Fruitful harvest of unseeded rooftop colonies
Thirty plant species make their home on the Big Apple's roofs.
What colour is New York City? Many would say grey, the colour of cold, inanimate concrete. But not Jason Aloisio, a graduate student at the city's Fordham University. His eye catches all the green: lawns, gardens, overgrown empty lots and weeds in sidewalk cracks. He even sees the city's air as swirling with life. And to prove it, he has grown gardens on the city's rooftops without planting a single seed.
Aloisio started by exploring rooftops and inventorying the plants and animals he found. "I sifted through the leaves up there, bottled up insects, found trees growing in little crevices, even in garbage," he says. "I thought, if plants and animals can get up to these rooftops with nothing to grow on, what if we give them somewhere to grow?"
Aloisio presented his team's results on Monday at the annual meeting of the Ecological Society of America in Austin, Texas. He was able to piggyback his project on another group's experiment to grow native plants on green roofs, which had already been scheduled. The plots were set up in spring, but planting wasn't scheduled until autumn. So Aloisio laid out commercially available soil mixture designed for green roofs at two different depths — 10 cm and 15 cm — onto 2-by-4-metre plots on eight roofs across the city.
City plains
Over the weeks, the plots caught seeds carried by wind and birds. After just a few months, the most successful plots were jammed with plants, with biomass rivalling that of the prairies of the Great Plains. The plants were diverse, too, with 30 species showing up in total, one-third of them native to the area. Roofs contained an average of 12 species each, and 67 of the 85 plots were colonized by at least one species. Deep plots had more biomass than shallow plots.
The biggest surprise, says Aloisio, was that so many of the colonizers were edible (see ""). The most common plant across the plots, Amaranthus blitoides (known as mat amaranth or prostrate pigweed), is an edible plant often dismissed as a weed. Millet (Panicum miliaceum) also showed up, probably from birdseed, as did purslane (Portulaca oleracea), a succulent plant that Aloisio says is high in omega fatty acids and has a "sweet and salty flavour".

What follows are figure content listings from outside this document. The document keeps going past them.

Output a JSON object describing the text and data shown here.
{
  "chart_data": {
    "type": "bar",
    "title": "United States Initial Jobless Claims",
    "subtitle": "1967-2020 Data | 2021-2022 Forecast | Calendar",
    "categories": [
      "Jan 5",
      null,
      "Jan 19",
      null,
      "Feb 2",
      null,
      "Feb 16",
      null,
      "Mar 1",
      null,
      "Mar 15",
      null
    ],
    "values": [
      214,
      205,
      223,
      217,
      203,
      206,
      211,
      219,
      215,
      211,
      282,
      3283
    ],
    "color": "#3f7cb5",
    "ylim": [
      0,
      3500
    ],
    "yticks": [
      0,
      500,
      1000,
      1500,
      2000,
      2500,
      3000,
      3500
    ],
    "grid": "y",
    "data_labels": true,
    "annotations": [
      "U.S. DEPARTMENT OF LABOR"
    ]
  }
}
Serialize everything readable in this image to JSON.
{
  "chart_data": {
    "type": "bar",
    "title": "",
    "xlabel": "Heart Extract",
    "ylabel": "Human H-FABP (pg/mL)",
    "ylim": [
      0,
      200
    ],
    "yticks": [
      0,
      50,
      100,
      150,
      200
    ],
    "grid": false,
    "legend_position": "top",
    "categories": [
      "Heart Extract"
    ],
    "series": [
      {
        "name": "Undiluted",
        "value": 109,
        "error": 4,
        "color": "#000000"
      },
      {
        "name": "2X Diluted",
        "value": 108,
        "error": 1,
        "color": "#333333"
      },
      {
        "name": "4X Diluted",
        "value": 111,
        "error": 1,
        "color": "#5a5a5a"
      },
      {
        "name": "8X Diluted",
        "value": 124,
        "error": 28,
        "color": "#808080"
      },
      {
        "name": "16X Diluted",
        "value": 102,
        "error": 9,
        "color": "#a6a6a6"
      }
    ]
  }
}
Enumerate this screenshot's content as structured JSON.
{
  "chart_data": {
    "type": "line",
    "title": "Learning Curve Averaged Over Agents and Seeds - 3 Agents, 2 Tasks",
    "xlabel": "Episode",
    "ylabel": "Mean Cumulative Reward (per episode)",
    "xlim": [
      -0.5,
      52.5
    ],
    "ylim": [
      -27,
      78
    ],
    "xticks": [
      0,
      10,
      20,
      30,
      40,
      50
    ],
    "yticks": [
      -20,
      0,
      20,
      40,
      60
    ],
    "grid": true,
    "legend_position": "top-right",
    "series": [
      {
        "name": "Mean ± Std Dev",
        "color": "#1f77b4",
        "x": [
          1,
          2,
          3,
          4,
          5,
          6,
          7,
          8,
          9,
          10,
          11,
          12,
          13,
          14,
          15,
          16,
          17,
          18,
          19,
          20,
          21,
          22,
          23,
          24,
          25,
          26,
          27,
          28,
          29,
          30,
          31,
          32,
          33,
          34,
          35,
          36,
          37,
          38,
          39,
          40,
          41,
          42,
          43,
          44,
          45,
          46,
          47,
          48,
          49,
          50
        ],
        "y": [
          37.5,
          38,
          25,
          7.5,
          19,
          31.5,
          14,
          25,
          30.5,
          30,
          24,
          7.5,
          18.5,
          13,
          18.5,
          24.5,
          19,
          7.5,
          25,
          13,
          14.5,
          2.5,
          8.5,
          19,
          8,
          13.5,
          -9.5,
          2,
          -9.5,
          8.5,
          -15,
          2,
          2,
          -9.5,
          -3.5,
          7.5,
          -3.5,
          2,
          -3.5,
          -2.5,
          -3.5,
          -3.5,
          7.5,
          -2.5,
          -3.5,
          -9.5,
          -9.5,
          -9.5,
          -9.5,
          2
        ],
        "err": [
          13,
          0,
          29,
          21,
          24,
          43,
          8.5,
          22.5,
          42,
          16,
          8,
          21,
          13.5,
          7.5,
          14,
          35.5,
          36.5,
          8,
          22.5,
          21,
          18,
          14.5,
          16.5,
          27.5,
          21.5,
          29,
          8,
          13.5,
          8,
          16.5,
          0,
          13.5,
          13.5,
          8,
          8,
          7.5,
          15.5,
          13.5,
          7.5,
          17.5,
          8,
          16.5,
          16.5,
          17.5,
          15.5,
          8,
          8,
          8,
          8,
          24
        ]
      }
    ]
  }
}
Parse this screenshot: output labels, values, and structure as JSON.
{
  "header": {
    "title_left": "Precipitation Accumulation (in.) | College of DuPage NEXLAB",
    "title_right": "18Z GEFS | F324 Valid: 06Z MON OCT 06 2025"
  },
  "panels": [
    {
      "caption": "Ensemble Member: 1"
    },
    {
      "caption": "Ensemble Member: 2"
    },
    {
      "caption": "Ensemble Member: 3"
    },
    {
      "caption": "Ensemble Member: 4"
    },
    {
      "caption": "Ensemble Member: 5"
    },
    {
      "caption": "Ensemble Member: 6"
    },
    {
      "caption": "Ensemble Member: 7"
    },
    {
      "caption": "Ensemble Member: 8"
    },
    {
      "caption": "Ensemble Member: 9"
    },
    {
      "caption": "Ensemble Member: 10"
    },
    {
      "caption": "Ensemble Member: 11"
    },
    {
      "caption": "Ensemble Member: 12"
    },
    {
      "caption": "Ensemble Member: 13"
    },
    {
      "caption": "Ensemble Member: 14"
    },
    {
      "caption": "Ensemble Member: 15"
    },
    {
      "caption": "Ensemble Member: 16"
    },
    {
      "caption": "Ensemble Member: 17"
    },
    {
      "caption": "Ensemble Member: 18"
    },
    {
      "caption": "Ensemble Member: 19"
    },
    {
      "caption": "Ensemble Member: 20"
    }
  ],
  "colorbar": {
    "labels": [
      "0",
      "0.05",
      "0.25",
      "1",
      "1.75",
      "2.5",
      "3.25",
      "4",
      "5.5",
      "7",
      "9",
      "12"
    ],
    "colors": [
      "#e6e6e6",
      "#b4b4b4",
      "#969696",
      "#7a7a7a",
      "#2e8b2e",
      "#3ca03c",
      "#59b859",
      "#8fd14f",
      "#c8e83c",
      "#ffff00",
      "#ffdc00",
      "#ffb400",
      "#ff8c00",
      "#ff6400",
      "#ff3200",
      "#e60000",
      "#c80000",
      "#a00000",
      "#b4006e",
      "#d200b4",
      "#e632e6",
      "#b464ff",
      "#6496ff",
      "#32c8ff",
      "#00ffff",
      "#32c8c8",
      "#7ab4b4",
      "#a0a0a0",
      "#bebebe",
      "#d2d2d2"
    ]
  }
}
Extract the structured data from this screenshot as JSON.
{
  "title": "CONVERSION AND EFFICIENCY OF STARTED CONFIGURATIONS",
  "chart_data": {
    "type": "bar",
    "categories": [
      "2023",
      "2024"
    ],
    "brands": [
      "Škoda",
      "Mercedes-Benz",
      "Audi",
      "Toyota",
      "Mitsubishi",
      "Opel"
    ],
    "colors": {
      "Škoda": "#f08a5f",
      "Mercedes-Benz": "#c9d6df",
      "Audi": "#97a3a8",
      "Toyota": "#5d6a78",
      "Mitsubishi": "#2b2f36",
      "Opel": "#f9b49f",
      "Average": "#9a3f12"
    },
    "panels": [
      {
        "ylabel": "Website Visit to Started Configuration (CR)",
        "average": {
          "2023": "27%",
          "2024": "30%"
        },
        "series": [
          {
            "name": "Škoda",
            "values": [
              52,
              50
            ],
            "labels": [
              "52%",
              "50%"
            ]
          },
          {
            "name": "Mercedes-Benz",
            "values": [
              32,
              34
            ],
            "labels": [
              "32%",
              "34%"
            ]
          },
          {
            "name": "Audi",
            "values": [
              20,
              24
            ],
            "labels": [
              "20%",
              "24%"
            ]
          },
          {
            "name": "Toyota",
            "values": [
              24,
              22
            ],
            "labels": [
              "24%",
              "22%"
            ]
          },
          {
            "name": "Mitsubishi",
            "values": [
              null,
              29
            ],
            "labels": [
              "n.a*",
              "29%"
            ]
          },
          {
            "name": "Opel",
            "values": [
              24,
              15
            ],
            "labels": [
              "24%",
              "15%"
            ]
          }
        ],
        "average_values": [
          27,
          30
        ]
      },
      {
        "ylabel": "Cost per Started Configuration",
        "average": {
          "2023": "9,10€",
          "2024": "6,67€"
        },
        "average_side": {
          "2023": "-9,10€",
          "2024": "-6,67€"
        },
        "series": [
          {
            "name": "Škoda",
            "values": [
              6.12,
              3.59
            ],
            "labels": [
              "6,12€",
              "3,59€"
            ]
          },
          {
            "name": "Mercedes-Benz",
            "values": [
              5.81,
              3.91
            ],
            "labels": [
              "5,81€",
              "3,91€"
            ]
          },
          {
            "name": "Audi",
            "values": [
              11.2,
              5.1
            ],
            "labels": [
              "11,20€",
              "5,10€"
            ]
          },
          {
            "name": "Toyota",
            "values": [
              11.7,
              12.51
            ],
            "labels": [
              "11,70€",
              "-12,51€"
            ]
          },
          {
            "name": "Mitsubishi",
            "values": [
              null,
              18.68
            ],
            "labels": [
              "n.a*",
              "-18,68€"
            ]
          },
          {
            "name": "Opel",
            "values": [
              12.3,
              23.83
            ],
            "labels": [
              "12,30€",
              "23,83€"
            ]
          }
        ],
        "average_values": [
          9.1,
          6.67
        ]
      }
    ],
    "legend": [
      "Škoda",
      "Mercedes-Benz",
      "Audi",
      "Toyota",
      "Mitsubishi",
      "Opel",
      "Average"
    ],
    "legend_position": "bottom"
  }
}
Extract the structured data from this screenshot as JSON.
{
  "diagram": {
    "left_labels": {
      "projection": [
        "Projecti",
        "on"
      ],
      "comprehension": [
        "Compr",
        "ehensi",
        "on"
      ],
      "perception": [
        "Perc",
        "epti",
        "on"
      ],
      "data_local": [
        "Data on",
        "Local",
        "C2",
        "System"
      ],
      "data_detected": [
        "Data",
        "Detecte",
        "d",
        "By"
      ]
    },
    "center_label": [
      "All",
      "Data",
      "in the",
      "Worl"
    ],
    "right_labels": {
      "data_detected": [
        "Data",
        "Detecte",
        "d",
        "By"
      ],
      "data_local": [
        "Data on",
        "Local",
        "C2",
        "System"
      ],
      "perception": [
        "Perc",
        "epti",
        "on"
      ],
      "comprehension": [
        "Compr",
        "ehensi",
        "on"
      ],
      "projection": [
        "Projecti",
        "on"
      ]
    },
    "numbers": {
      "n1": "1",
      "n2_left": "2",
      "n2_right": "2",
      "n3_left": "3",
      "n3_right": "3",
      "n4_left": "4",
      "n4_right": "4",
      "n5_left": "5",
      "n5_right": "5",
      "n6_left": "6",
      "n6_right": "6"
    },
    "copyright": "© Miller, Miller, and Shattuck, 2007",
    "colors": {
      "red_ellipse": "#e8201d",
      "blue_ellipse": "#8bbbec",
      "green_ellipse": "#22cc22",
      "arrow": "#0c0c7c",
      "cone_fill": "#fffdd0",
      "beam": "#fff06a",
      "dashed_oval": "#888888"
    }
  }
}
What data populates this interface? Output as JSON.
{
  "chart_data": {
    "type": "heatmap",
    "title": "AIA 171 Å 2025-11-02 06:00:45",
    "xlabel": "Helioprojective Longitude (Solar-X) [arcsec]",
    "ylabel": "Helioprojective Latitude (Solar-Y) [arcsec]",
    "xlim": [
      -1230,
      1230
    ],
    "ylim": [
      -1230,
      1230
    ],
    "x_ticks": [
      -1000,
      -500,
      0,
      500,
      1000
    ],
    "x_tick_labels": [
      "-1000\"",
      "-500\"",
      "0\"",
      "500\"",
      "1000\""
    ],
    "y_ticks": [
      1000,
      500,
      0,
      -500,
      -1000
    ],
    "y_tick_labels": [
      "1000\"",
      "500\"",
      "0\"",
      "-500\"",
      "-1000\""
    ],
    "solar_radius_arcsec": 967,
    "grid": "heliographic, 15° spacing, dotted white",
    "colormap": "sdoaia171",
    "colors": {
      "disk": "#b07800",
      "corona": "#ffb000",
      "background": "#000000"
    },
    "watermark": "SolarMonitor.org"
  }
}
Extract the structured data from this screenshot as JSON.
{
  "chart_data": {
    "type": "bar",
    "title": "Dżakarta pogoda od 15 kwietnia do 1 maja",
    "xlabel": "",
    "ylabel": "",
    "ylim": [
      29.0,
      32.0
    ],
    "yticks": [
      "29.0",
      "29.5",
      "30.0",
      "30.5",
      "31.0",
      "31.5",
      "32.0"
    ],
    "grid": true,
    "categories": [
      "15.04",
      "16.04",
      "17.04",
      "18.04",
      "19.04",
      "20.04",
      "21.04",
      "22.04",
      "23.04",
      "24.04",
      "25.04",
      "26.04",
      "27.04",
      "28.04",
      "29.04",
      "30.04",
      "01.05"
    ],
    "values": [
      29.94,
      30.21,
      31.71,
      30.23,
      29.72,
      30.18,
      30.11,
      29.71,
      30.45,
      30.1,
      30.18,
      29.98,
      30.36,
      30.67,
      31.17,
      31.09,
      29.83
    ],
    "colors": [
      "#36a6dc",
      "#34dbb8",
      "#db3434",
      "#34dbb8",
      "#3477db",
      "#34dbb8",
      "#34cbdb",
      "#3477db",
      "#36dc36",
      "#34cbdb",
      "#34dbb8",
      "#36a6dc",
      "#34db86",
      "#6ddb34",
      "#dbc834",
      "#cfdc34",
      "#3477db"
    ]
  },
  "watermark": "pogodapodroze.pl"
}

Aloisio is now trialling rooftop cultivation of various edible species of Amaranthus.
Nature roofs
Charlie Miller, founder of the company Roofmeadow in Philadelphia, Pennsylvania, says that Aloisio isn't the first to be curious about what might show up on an unseeded green roof. "That has been a sort of fad in Europe for the past six or seven years," he says. "In Germany, they call them Naturdächer — nature roofs."
Miller finds the idea more appealing in theory than in practice. "Our company would like to see projects that are highly biologically diverse and beautiful, and not completely random," he says. "On green roofs that have gone native because owners haven't maintained them, plant diversity collapses. Three or four species will displace everything else."
The director of the International Green Roof Association, Wolfgang Ansel, who is based in Nürtingen, Germany, says that whether a self-colonized roof is considered acceptable is all a matter of culture and expectations. "We have a tradition that it should be maintained and have low-growing succulents on the roof, Sedum varieties and some grasses. We don't expect the weeds."
For Aloisio, in addition to feeding his interest in what plants will survive in the exposed, shallow environment of a green roof, the project is about having some respect for the unheralded biota of New York City.
"I go around the city and wherever I am, I see plants growing in these tiny little crevices," says Aloisio. "They look like weeds, but they are still green."